Team commentary and patterns of data use dictate which models are most useful. Similar to sharing and recommending music to a friend, business users can collaborate and share data sets with others based on previous insights they've uncovered. This team-driven and "consumerized" approach to data discovery and analytics produces quick and reliable business results.
Tier 3: Augmented Analytics
A newer, more advanced feature of self-service analytics starting to emerge is augmented data insights: results based on machine learning and artificial intelligence algorithms. Using the Spotify analogy again, when augmented analytics is applied to the marketplace, data recommendations are made based on data sets the user has accessed, just as playlists are recommended to consumers based on songs they've listened to.
By automatically generating data results based on previously learned patterns and insights, augmented analytics relieves a company's dependence on data scientists. This can be a huge cost savings for organizations because data scientists and analysts are expensive to employ and often difficult to find.
By creating this fully integrated approach to how enterprises view and use their data, a natural shift will start to occur for the organization, moving from self-service analytics to shared business intelligence and "socialization" -- where all users across the enterprise are encouraged to contribute to and collaborate on business data for greater value and business advantage.
A Common Marketplace
Organizations that have started to make this shift are already starting to see business benefits. Similar to the consumer platforms of Spotify and Amazon, in an interactive community of trust, enterprise users thrive and are inspired to share and collaborate with others. It's through this collaboration that users gain instant gratification for more insightful decision-making. Through social features and machine learning, they learn about data sets they otherwise never would have known existed.
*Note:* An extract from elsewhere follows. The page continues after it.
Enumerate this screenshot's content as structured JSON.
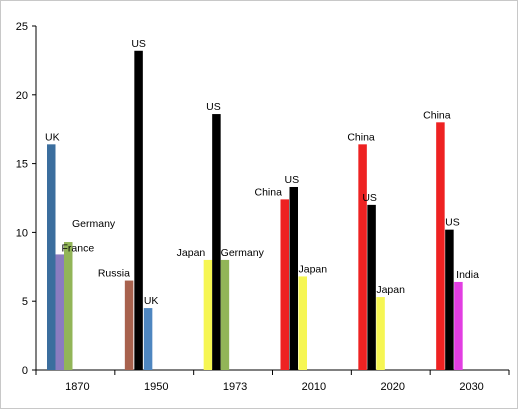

Because analysts can see business context around technical data assets and build upon others' data set recipes and/or reuse models, they can achieve better, faster decision-making and work more efficiently.
As data complexity increases, the key to realizing the value of business data is pulling all of the different data management and analytics elements together through a common marketplace with a constant supply chain of business-ready data that is easy to find, understand, trust, and share. Only then does business data become truly intelligent.